In a Freedom of Information Act lawsuit filed by the ACLU, the influential D.C. Circuit Court of Appeals ruled that "it is neither logical nor plausible for the CIA to maintain that it would reveal anything not already in the public domain to say that the Agency" had a so-called "intelligence interest" in the government's killing program. The ruling affirms the public's right to understand and evaluate the government's defense of the program with information that goes beyond what has been provided through the government's own selective leaks and disclosures.
As ACLU Deputy Legal Director Jameel Jaffer, who argued the case before the appeals court in September, said today:
This is an important victory.

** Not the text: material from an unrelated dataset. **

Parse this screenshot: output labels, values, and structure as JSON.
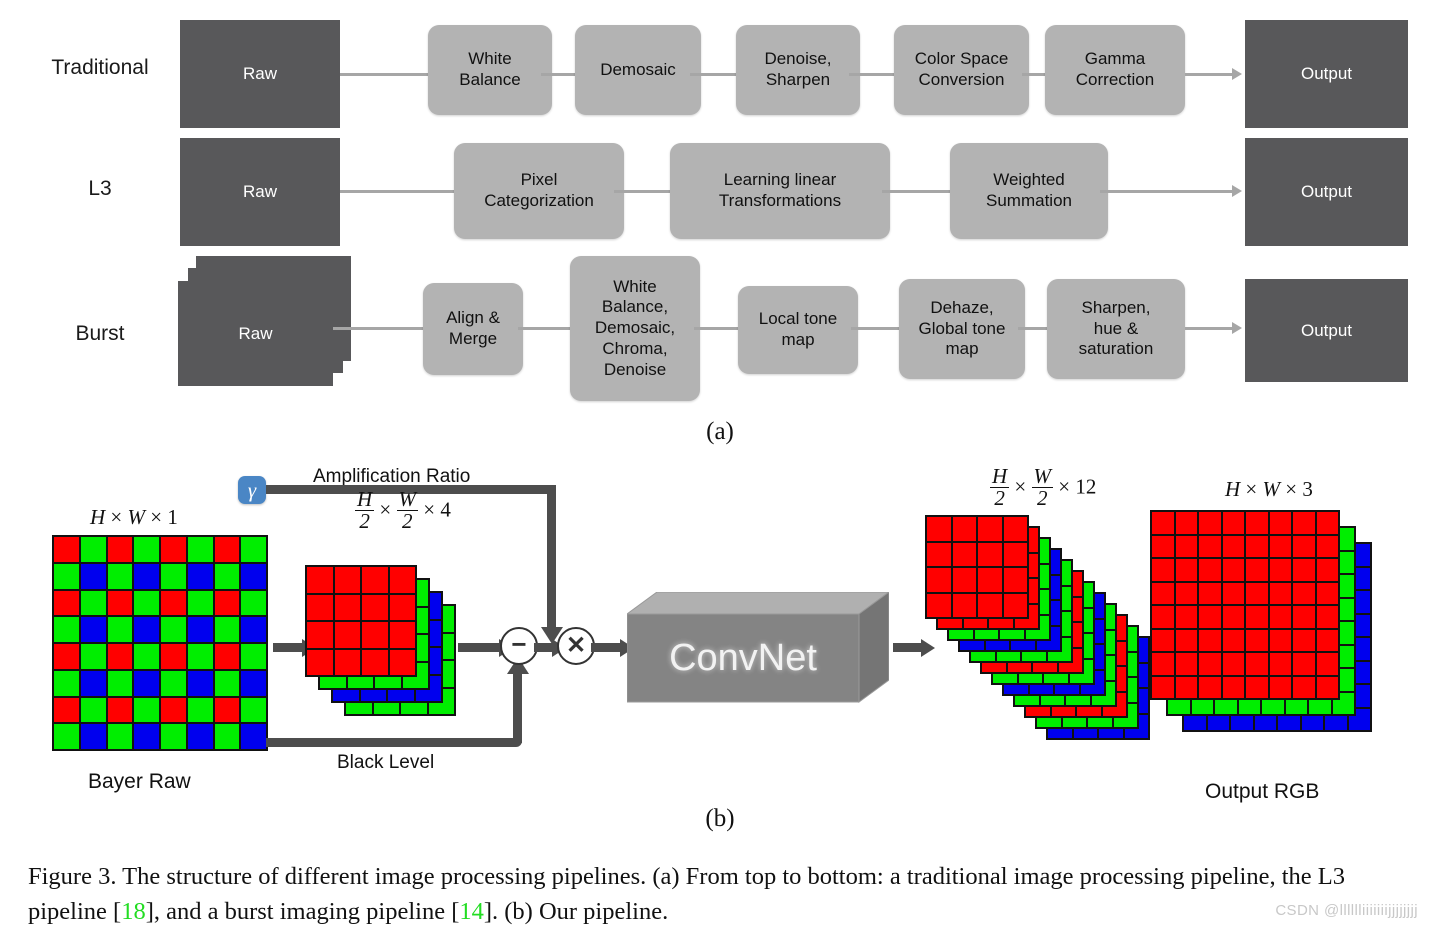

It requires the government to retire the absurd claim that the CIA's interest in the targeted killing program is a secret, and it will make it more difficult for the government to deflect questions about the program's scope and legal basis. It also means that the CIA will have to explain what records it is withholding, and on what grounds it is withholding them.
The court firmly rejected the CIA's claims to secrecy about drones, writing that it "beggars belief" that the Agency does not possess documents relating to the government's drone program. Those claims have proved to be increasingly divorced from reality over the months since the oral argument in the case. In February, the chairpersons of both congressional intelligence committees confirmed that they conduct oversight of CIA drone strikes. Also last month, the CIA's new director, John O. Brennan, discussed the government's killing program at length during his Senate confirmation hearings.
It's no wonder, then, that the D.C. Circuit refused to abide the CIA's request that the courts "give their imprimatur to a fiction of deniability that no reasonable person would regard as plausible."
Perhaps most importantly, today's ruling sends a clear message to the Obama administration that it must fundamentally reconsider its position regarding the alleged secrecy of its targeted killing program. As Jaffer put it, "The public surely has a right to know who the government is killing, and why, and in which countries, and on whose orders."
With its preposterous secrecy claim now unavailable to it in court, the administration should move quickly to make public the information the American public is entitled to see.